The mechanisms of corrosion are complicated and usually create conditions for other mechanisms to initiate. In many cases, the visible corrosion only acts as a symptom for different root causes. Identifying the root cause for corrosion can be material, design or process-related and can only be rectified after proper investigation and analysis. Sassda supports this process with corrosion investigation and mitigation.
Prevention is better than cure
A prior understanding of the environment, the process and corrosion parameters are required to make the best choice of material grade to deliver a cost-effective product.
It is essential to be able to evaluate failures and to learn from the experience. However, real cost efficiency cannot be achieved through failures.
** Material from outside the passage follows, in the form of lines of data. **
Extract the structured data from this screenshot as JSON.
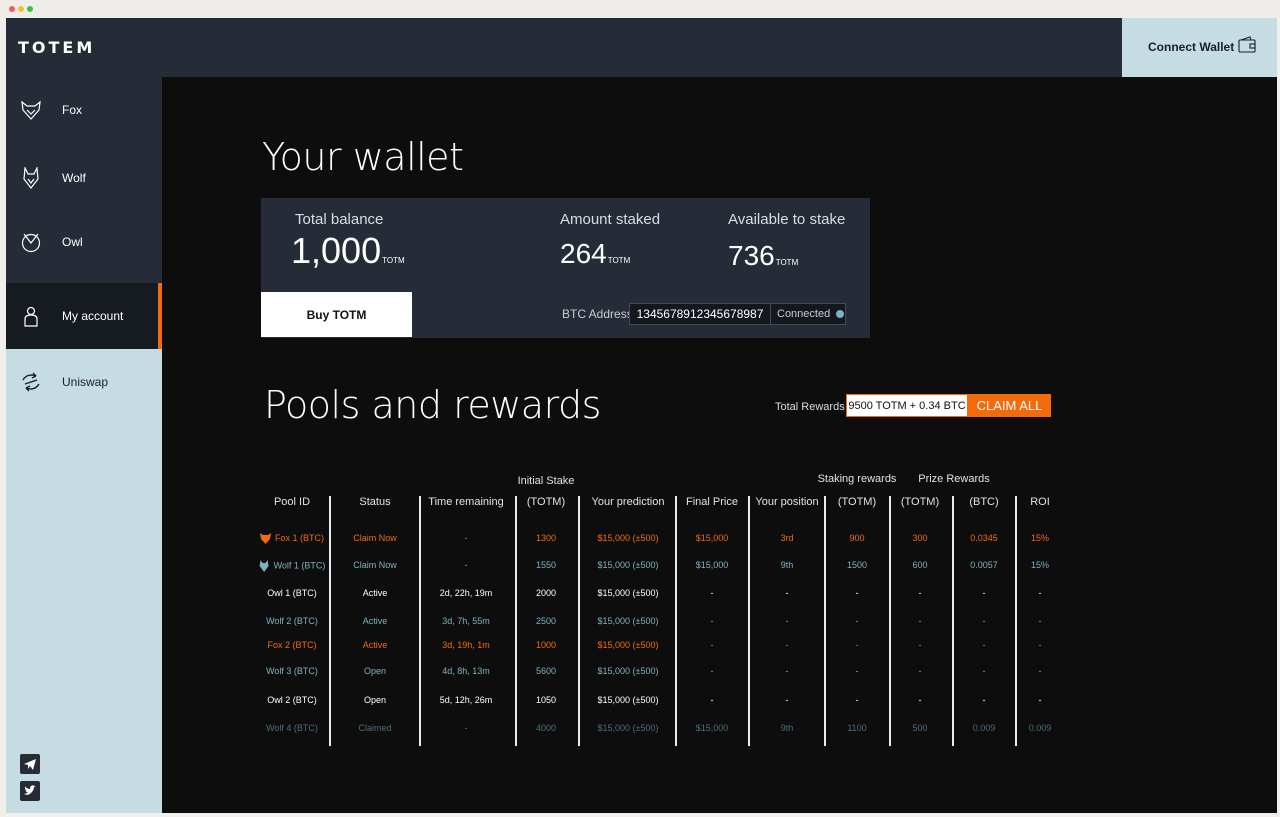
{
  "brand": {
    "logo": "TOTEM",
    "accent": "#f26c0d"
  },
  "header": {
    "connect_label": "Connect Wallet",
    "connect_icon": "wallet-icon"
  },
  "sidebar": {
    "items": [
      {
        "label": "Fox",
        "icon": "fox-icon"
      },
      {
        "label": "Wolf",
        "icon": "wolf-icon"
      },
      {
        "label": "Owl",
        "icon": "owl-icon"
      },
      {
        "label": "My account",
        "icon": "user-icon",
        "active": true
      },
      {
        "label": "Uniswap",
        "icon": "uniswap-icon"
      }
    ],
    "social": [
      "telegram-icon",
      "twitter-icon"
    ]
  },
  "wallet": {
    "title": "Your wallet",
    "total_balance_label": "Total balance",
    "total_balance_value": "1,000",
    "total_balance_unit": "TOTM",
    "amount_staked_label": "Amount staked",
    "amount_staked_value": "264",
    "amount_staked_unit": "TOTM",
    "available_label": "Available to stake",
    "available_value": "736",
    "available_unit": "TOTM",
    "buy_label": "Buy TOTM",
    "btc_address_label": "BTC Address",
    "btc_address_value": "1345678912345678987",
    "connection_status": "Connected"
  },
  "pools": {
    "title": "Pools and rewards",
    "total_rewards_label": "Total Rewards",
    "total_rewards_value": "9500 TOTM + 0.34 BTC",
    "claim_all_label": "CLAIM ALL",
    "group_headers": {
      "initial_stake": "Initial Stake",
      "staking_rewards": "Staking rewards",
      "prize_rewards": "Prize Rewards"
    },
    "columns": [
      "Pool ID",
      "Status",
      "Time remaining",
      "(TOTM)",
      "Your prediction",
      "Final Price",
      "Your position",
      "(TOTM)",
      "(TOTM)",
      "(BTC)",
      "ROI"
    ],
    "rows": [
      {
        "style": "orange",
        "icon": "fox-icon",
        "cells": [
          "Fox 1 (BTC)",
          "Claim Now",
          "-",
          "1300",
          "$15,000 (±500)",
          "$15,000",
          "3rd",
          "900",
          "300",
          "0.0345",
          "15%"
        ]
      },
      {
        "style": "teal",
        "icon": "wolf-icon",
        "cells": [
          "Wolf 1 (BTC)",
          "Claim Now",
          "-",
          "1550",
          "$15,000 (±500)",
          "$15,000",
          "9th",
          "1500",
          "600",
          "0.0057",
          "15%"
        ]
      },
      {
        "style": "white",
        "icon": "",
        "cells": [
          "Owl 1 (BTC)",
          "Active",
          "2d, 22h, 19m",
          "2000",
          "$15,000 (±500)",
          "-",
          "-",
          "-",
          "-",
          "-",
          "-"
        ]
      },
      {
        "style": "teal",
        "icon": "",
        "cells": [
          "Wolf 2 (BTC)",
          "Active",
          "3d, 7h, 55m",
          "2500",
          "$15,000 (±500)",
          "-",
          "-",
          "-",
          "-",
          "-",
          "-"
        ]
      },
      {
        "style": "orange",
        "icon": "",
        "cells": [
          "Fox 2 (BTC)",
          "Active",
          "3d, 19h, 1m",
          "1000",
          "$15,000 (±500)",
          "-",
          "-",
          "-",
          "-",
          "-",
          "-"
        ]
      },
      {
        "style": "teal",
        "icon": "",
        "cells": [
          "Wolf 3 (BTC)",
          "Open",
          "4d, 8h, 13m",
          "5600",
          "$15,000 (±500)",
          "-",
          "-",
          "-",
          "-",
          "-",
          "-"
        ]
      },
      {
        "style": "white",
        "icon": "",
        "cells": [
          "Owl 2 (BTC)",
          "Open",
          "5d, 12h, 26m",
          "1050",
          "$15,000 (±500)",
          "-",
          "-",
          "-",
          "-",
          "-",
          "-"
        ]
      },
      {
        "style": "dim",
        "icon": "",
        "cells": [
          "Wolf 4 (BTC)",
          "Claimed",
          "-",
          "4000",
          "$15,000 (±500)",
          "$15,000",
          "9th",
          "1100",
          "500",
          "0.009",
          "0.009"
        ]
      }
    ]
  }
}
It is, therefore, significant to use cost-efficiency parameters during product development or the specification phase of a product or installation.
At first glance, it may look difficult to collate different combinations of initial costs, fabrication costs, maintenance, and downtime costs for different material choices when making the best economical decision in the project planning phase. However, a structured total lifecycle costing analysis can put all relevant material related costs over the entire lifespan of the project into perspective.
Sassda has developed a mobile App that calculates the total lifecycle costing for various materials. The result is provided in monetary value and gives users a complete and highly accurate analysis of material related costs.
By gaining material and corrosion knowledge and using the tools available on the Sassda platform, you can now ensure that the best economical decisions are made when selecting materials for critical applications. Simply Brilliant!